Why are you Mom and Dads’ favorite? - Rachel, age 27
“A number of studies have shown that the prevalence of myopia [nearsightedness] increases with level of education and many studies have shown a relationship between myopia and IQ…. The relationship also holds within families, and siblings with a higher degree of refraction error average higher IQs than siblings with less refraction error.”(Source)
I’m an American history teacher and am currently teaching my students about the French and Indian War. What can you tell me about the process of scalping? -Aaron, age 24
The scalp is made up of five layers (skin, dense connective tissue, aponeurosis, loose connective tissue and periosteum). During the process of scalping the top three layers are pulled off due to the weakness of the loose connective tissue layer.
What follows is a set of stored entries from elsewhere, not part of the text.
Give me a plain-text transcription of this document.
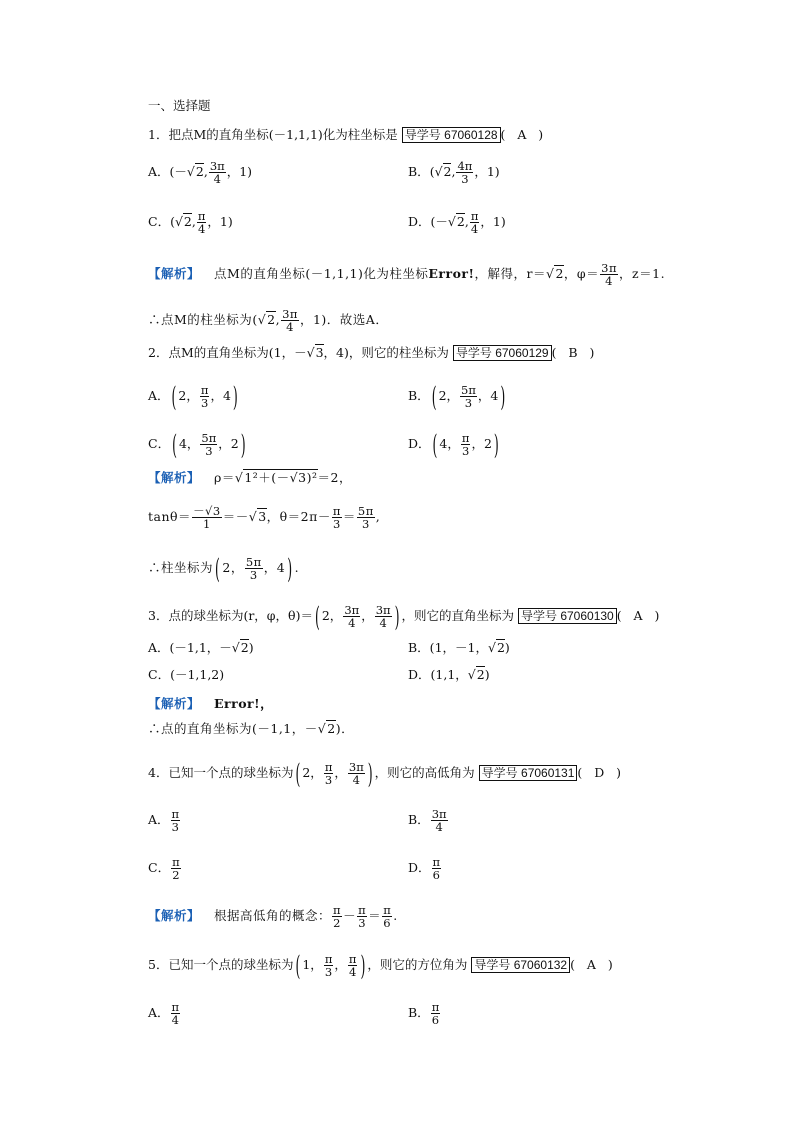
一、选择题
1．把点M的直角坐标(－1,1,1)化为柱坐标是 导学号 67060128 (   A   )
A．(－√2, $\frac{3\pi}{4}$ ，1)	B．(√2, $\frac{4\pi}{3}$ ，1)
C．(√2, $\frac{\pi}{4}$ ，1)	D．(－√2, $\frac{\pi}{4}$ ，1)
【解析】 点M的直角坐标(－1,1,1)化为柱坐标Error!，解得，r＝√2，$\varphi= \frac{3\pi}{4}$ ，z＝1.
∴点M的柱坐标为(√2, $\frac{3\pi}{4}$ ，1)．故选A．
2．点M的直角坐标为(1，－√3，4)，则它的柱坐标为 导学号 67060129 (   B   )
A． ( 2， $\frac{\pi}{3}$ ，4 )	B． ( 2， $\frac{5\pi}{3}$ ，4 )
C． ( 4， $\frac{5\pi}{3}$ ，2 )	D． ( 4， $\frac{\pi}{3}$ ，2 )
【解析】 ρ＝√1²＋(－√3)²＝2，
$\tan\theta= \frac{-√3}{1} =-√3$，$\theta=2\pi- \frac{\pi}{3} = \frac{5\pi}{3}$ ,
∴柱坐标为 ( 2， $\frac{5\pi}{3}$ ，4 ) .
3．点的球坐标为(r，φ，θ)＝ ( 2， $\frac{3\pi}{4}$ ， $\frac{3\pi}{4}$ ) ，则它的直角坐标为 导学号 67060130 (   A   )
A．(－1,1，－√2)	B．(1，－1，√2)
C．(－1,1,2)	D．(1,1，√2)
【解析】 Error!，
∴点的直角坐标为(－1,1，－√2)．
4．已知一个点的球坐标为 ( 2， $\frac{\pi}{3}$ ， $\frac{3\pi}{4}$ ) ，则它的高低角为 导学号 67060131 (   D   )
A． $\frac{\pi}{3}$	B． $\frac{3\pi}{4}$
C． $\frac{\pi}{2}$	D． $\frac{\pi}{6}$
【解析】 根据高低角的概念： $\frac{\pi}{2} - \frac{\pi}{3} = \frac{\pi}{6}$ .
5．已知一个点的球坐标为 ( 1， $\frac{\pi}{3}$ ， $\frac{\pi}{4}$ ) ，则它的方位角为 导学号 67060132 (   A   )
A． $\frac{\pi}{4}$	B． $\frac{\pi}{6}$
Scalping was done during war so the victor had a trophy or proof of the kill. More recently, scalping has been seen in Cougar (not that Cougar) attacks. A cougar attacks its prey from behind by clawing the head, which in humans will sever the aponeurosis. Not only will this scalp the victim but will also essentially render them blind because the forehead, which is now free, will fall over the victim’s eyes. Of course, the victim will also be bleeding a lot and still has to worry about the lion. (Source)
Hey! Long time reader, first time commenter. I just got accepted into medical school and really look up to you as a role model. Do you have any advice for how I could prepare for school with my time off? Brett, age 24
Hey Brett! Thanks for the compliments but it’s really you, the readers, that inspire this blog and keep it going.
The most important thing to do is to enjoy your free time because you will never have free time again. Ever. Next, the way I prepared for medical school was by watching lots of documentaries. For instance, our professor asked a question about Munchausen syndrome by proxy the other day and I knew the answer thanks to watching a documentary about the disease. (below)
We just finished the midterm for the first half of our Brain and Behavior module and most everyone was pleased with the results. We’re still waiting to hear back on our “challenges” which should increase our scores a bit.
Our tests are taken on computers and after we finish, the computer will list all of the questions we got wrong and what the correct answers were. We are then given the chance to challenge any questions we felt were unfair or not represented well in lecture by writing out a brief defense. In general the class, as a whole, receives a few points back which pretty much serves as a curve so the majority of the class doesn’t fail (score below 70%).
On this test, I considered taking our challenge system a step further. When I was confronted with a difficult question over a topic I wasn’t completely comfortable with (optics), I was tempted to write about a topic of my choice, that I’m more familiar with (zombies). Or as I like to call it, “pullin’ a Palin“.
(As a side note, my baby brother called me tonight, while I was watching the second presidential debate, to talk to me about the episode of Scare Tactics he was currently watching. Let me reiterate that my formerly politically charged and enlightened twin was watching people being chased by fake werewolves and rat monsters instead of a pivotal political debate. I’m worried that small town America has inflicted some permanent damage on him and it may already be too late.)